The project, undertaken by InterRoute, our highway management joint venture with Balfour Beatty Infrastructure Services, provided a novel engineering solution to the task of in-situ repair and restoration of the damaged steel beams of the motorway bridge decks at a congested traffic location with minimum disruption to the road users. Normal repair would have involved cutting out damaged sections of the distorted beams, replacing them with new sections and installing new bracings – a process that would have cost £800 000 and required temporary propping of the steel beams during site repairs. This would have resulted in complete closure of the north bound carriageway of the A229 and the coast bound carriageway of the M20 at junction 6, which is already known as a traffic congestion hotspot during peak hours. To overcome this the damaged sections of the beams were repaired, instead of being replaced, using ‘heat straightening’. As a result all the repair works were done during off-peak night time road closure of the north bound A229 and lane closures on the coast bound M20.

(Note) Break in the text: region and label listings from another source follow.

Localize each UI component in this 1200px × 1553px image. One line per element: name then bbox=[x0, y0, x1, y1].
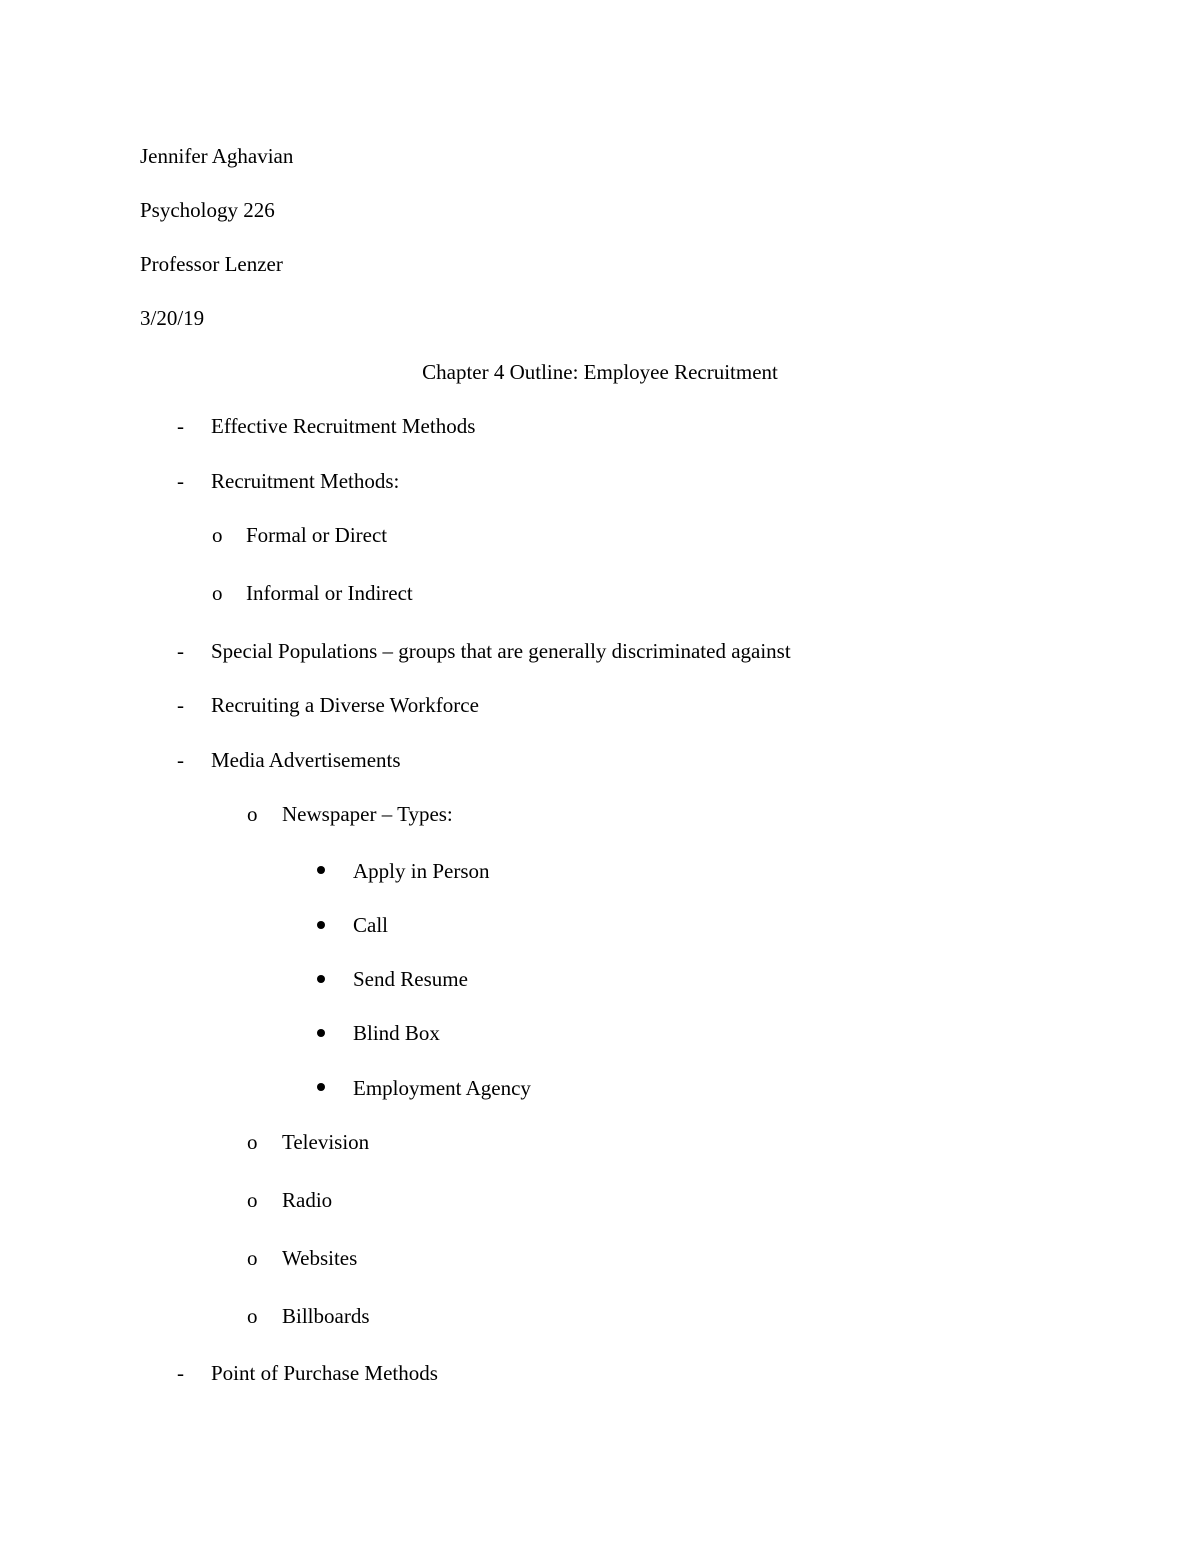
outline-subitem: Television bbox=[282, 1130, 370, 1154]
outline-subsubitem: Employment Agency bbox=[353, 1076, 531, 1100]
outline-subitem: Websites bbox=[282, 1246, 358, 1270]
outline-item: Point of Purchase Methods bbox=[211, 1361, 438, 1385]
circle-bullet: o bbox=[247, 802, 258, 826]
document-date: 3/20/19 bbox=[140, 306, 205, 330]
circle-bullet: o bbox=[247, 1130, 258, 1154]
professor-name: Professor Lenzer bbox=[140, 252, 283, 276]
circle-bullet: o bbox=[247, 1246, 258, 1270]
outline-subitem: Radio bbox=[282, 1188, 333, 1212]
outline-subsubitem: Send Resume bbox=[353, 967, 468, 991]
outline-item: Recruiting a Diverse Workforce bbox=[211, 693, 479, 717]
circle-bullet: o bbox=[247, 1304, 258, 1328]
outline-subitem: Informal or Indirect bbox=[246, 581, 413, 605]
circle-bullet: o bbox=[212, 581, 223, 605]
outline-item: Recruitment Methods: bbox=[211, 469, 400, 493]
bullet-dot-icon bbox=[317, 1083, 325, 1091]
outline-subsubitem: Apply in Person bbox=[353, 859, 490, 883]
bullet-dot-icon bbox=[317, 1029, 325, 1037]
outline-subitem: Newspaper – Types: bbox=[282, 802, 453, 826]
outline-subitem: Formal or Direct bbox=[246, 523, 388, 547]
outline-item: Effective Recruitment Methods bbox=[211, 414, 476, 438]
circle-bullet: o bbox=[247, 1188, 258, 1212]
outline-subitem: Billboards bbox=[282, 1304, 370, 1328]
course-name: Psychology 226 bbox=[140, 198, 275, 222]
outline-subsubitem: Call bbox=[353, 913, 388, 937]
dash-bullet: - bbox=[177, 1361, 184, 1385]
bullet-dot-icon bbox=[317, 975, 325, 983]
circle-bullet: o bbox=[212, 523, 223, 547]
outline-item: Special Populations – groups that are generally discriminated against bbox=[211, 639, 791, 663]
author-name: Jennifer Aghavian bbox=[140, 144, 294, 168]
bullet-dot-icon bbox=[317, 921, 325, 929]
dash-bullet: - bbox=[177, 748, 184, 772]
dash-bullet: - bbox=[177, 693, 184, 717]
dash-bullet: - bbox=[177, 414, 184, 438]
outline-item: Media Advertisements bbox=[211, 748, 401, 772]
bullet-dot-icon bbox=[317, 866, 325, 874]
outline-subsubitem: Blind Box bbox=[353, 1021, 440, 1045]
dash-bullet: - bbox=[177, 469, 184, 493]
document-title: Chapter 4 Outline: Employee Recruitment bbox=[422, 360, 778, 384]
dash-bullet: - bbox=[177, 639, 184, 663]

Heat straightening is an innovative technique developed and widely used in the USA. Its application in the UK has been limited but as the method is enhanced it’s becoming more accepted. The process involves heating the bent sections of damaged beams to around 600ºC using a heating torch following precisely defined patterns. As the heated sections cool and shrink, a combination of restraint from the surrounding cold parts and external jacking forces bring the beams back to their original shape. The heat straightening repair of the M20 Chatham Road bridges won industry recognition in the innovation category of the Thomas Brassey Awards given by the Institution of Civil Engineers Kent and East Sussex Branch.